The threshold for the most favored nation, or MFN, was also removed, as were the maturity carve-out and the acquisition carve-out. The type of debt covered by the clause was changed from syndicated floating-rate loans only to all pari passu debt, including notes. Additionally, the basis of calculation for the MFN was changed from just the margin to include OID or upfront fees.

The excess cash flow sweep threshold and the threshold for dollar credits were also removed in the final documentation. All asset sale stepdowns were also removed. Originally, the stepdowns were set at 100% with stepdowns to 50% and 0% when first lien leverage is less than 3.6x and 3x, respectively.

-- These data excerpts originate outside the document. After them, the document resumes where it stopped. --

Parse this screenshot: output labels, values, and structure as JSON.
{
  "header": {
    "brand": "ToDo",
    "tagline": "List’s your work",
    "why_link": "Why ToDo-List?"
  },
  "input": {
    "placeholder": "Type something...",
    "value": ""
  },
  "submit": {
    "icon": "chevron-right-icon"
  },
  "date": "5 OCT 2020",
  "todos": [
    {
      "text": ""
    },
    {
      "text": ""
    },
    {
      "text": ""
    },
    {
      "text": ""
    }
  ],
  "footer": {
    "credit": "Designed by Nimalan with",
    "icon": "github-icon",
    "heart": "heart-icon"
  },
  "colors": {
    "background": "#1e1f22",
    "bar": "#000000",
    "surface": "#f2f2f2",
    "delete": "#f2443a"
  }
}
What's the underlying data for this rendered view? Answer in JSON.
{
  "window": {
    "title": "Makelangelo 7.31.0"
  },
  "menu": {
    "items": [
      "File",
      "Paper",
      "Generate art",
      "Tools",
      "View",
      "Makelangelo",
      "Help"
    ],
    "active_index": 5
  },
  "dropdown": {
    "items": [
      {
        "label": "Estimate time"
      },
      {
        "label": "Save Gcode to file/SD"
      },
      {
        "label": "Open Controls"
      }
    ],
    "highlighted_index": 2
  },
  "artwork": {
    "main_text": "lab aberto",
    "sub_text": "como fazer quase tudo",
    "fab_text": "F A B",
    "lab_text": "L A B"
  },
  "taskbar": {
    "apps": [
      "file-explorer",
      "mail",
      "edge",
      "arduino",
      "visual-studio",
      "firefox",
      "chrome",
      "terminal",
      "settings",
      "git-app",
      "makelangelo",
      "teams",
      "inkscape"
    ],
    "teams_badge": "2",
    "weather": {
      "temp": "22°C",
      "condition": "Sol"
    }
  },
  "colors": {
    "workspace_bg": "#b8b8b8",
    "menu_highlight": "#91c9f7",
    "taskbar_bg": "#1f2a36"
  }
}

The general restricted payments basket was changed from greater than $43.5 million and 50% of EBITDA to greater than $21.75 million and 25% of EBITDA. The restricted payments threshold was changed from 3.75x total net leverage to 2.85x total net leverage, and the restricted debt payments threshold was also amended from 3.75x to 3.1x. The ability to make restricted debt payments based on junior debt carve-outs was also removed.

Investments and acquisitions for nonguarantors were changed from greater than $87 million and 100% of EBITDA to greater than $21.75 million and 25% of EBITDA.

The general investments basket was also tightened from the greater of $39.15 million and 45% of EBITDA to the greater of $21.75 million and 25% of EBITDA. The investment basket was also changed from 4.1x total net leverage to 2.85x, while the fixed starter basket went from $43.5 million and 50% of EBITDA to $21.75 million and 25% of EBITDA. The excluded proceeds prong was removed, as were the event-of-default blockers.

The EBITDA definition was also tightened to limit the amount of addbacks. The cost savings cap was changed from 25% to 20%, and the look-forward period was shortened from 24 months to 18 months. The shared cap for future quality of earnings and cost saving was also changed from 30% to 25%. Exclusions from phantom guarantees were also removed.